C’etait sur la mer qu’il voulait la rencontrer, s’il devait la rencontrer. Pourquoi ? Il ne le savait pas exactement, mais l’idee d’affronter une nouvelle fois la chose sur la terre ferme le remplissait de terreur. De la mer s’elevent des monstres et des tempetes, mais point de puissances malefiques, car le mal nait de la terre. Et au pays obscur ou Ged etait un jour alle, il n’y a ni mer, ni riviere, ni source. La mort est le lieu aride. Bien que la mer elle-meme fut pour lui un danger a cause du mauvais temps de la saison, ce danger, ce changement et cette instabilite lui semblaient etre une protection et une chance. Et lorsqu’a la fin de son aventure insensee, se disait-il, il rencontrerait l’ombre, peut-etre pourrait-il la saisir pendant qu’elle le saisirait lui-meme, et l’entrainer par le poids de son corps et celui de sa propre mort vers les tenebres des profondeurs d’ou, ainsi prisonniere de ses doigts, elle ne remonterait jamais. Au moins, de cette maniere, sa disparition mettrait un terme a la malediction qu’il avait liberee en vivant.

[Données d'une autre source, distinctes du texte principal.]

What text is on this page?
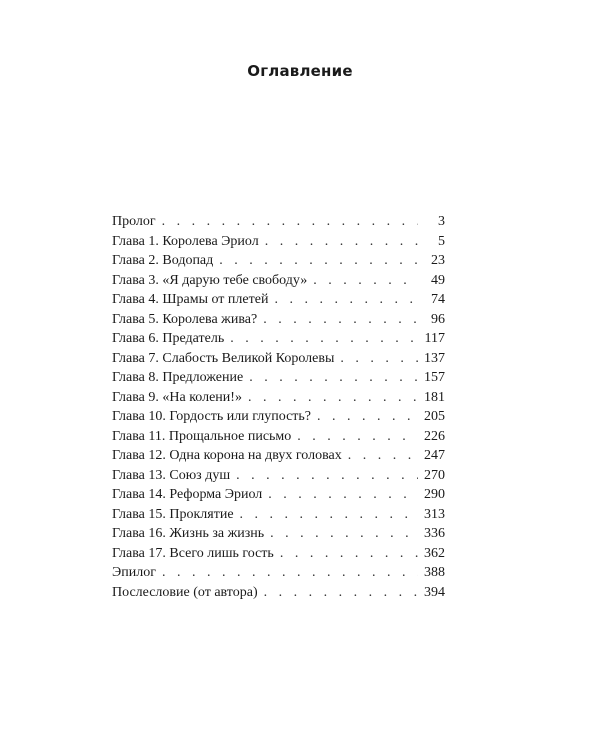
Оглавление
Пролог . . .	3
Глава 1. Королева Эриол . . .	5
Глава 2. Водопад . . .	23
Глава 3. «Я дарую тебе свободу» . . .	49
Глава 4. Шрамы от плетей . . .	74
Глава 5. Королева жива? . . .	96
Глава 6. Предатель . . .	117
Глава 7. Слабость Великой Королевы . . .	137
Глава 8. Предложение . . .	157
Глава 9. «На колени!» . . .	181
Глава 10. Гордость или глупость? . . .	205
Глава 11. Прощальное письмо . . .	226
Глава 12. Одна корона на двух головах . . .	247
Глава 13. Союз душ . . .	270
Глава 14. Реформа Эриол . . .	290
Глава 15. Проклятие . . .	313
Глава 16. Жизнь за жизнь . . .	336
Глава 17. Всего лишь гость . . .	362
Эпилог . . .	388
Послесловие (от автора) . . .	394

La mer agitee etait herissee de courtes lames, et au-dessus d’elle les nuages formaient d’immenses et languissants voiles mortuaires. Il n’appelait plus maintenant le vent de mage, mais se servait du vent du monde, qui soufflait avec vigueur du nord-est, et aussi longtemps qu’il maintenait la substance de sa voile tissee de sorts, chuchotant un mot de temps a autre, la voile se tendait et se tournait d’elle-meme pour prendre le vent. Sans cette magie, il eut ete difficile pour lui de tenir un tel cap, sur cette mer houleuse, dans cette frele embarcation. Tout en pilotant, il restait cependant aux aguets de tous cotes. La femme du pecheur lui avait donne deux miches de pain, ainsi qu’une jarre d’eau, et au bout de quelques heures, lorsqu’il commenca a apercevoir au loin le Rocher de Kameberre, la seule ile entre Gont et Oranea, il but et mangea avec une pensee de gratitude pour la Gontoise silencieuse qui lui avait procure ces vivres. Mettant maintenant le cap un peu plus a l’ouest, il laissa derriere lui l’ile minuscule de Kameberre, au milieu d’une bruine qui, sur la terre ferme, aurait pu etre une legere neige. Ne s’entendait aucun bruit, hormis les petits craquements du bateau et le clapotis des vagues a l’avant. Aucune embarcation, aucun oiseau n’etaient en vue. Rien ne bougeait, hormis la mer sans cesse en mouvement, et les nuages a la derive, ces nuages qui, il en avait un faible souvenir, filaient autour de lui lorsque etant faucon, il avait parcouru ce chemin a tire-d’aile, mais vers l’est, alors qu’il se dirigeait maintenant vers l’ouest. Et alors, il s’en souvenait, il regardait la mer grise en dessous de lui, tout comme a present il regardait le ciel gris au-dessus de lui.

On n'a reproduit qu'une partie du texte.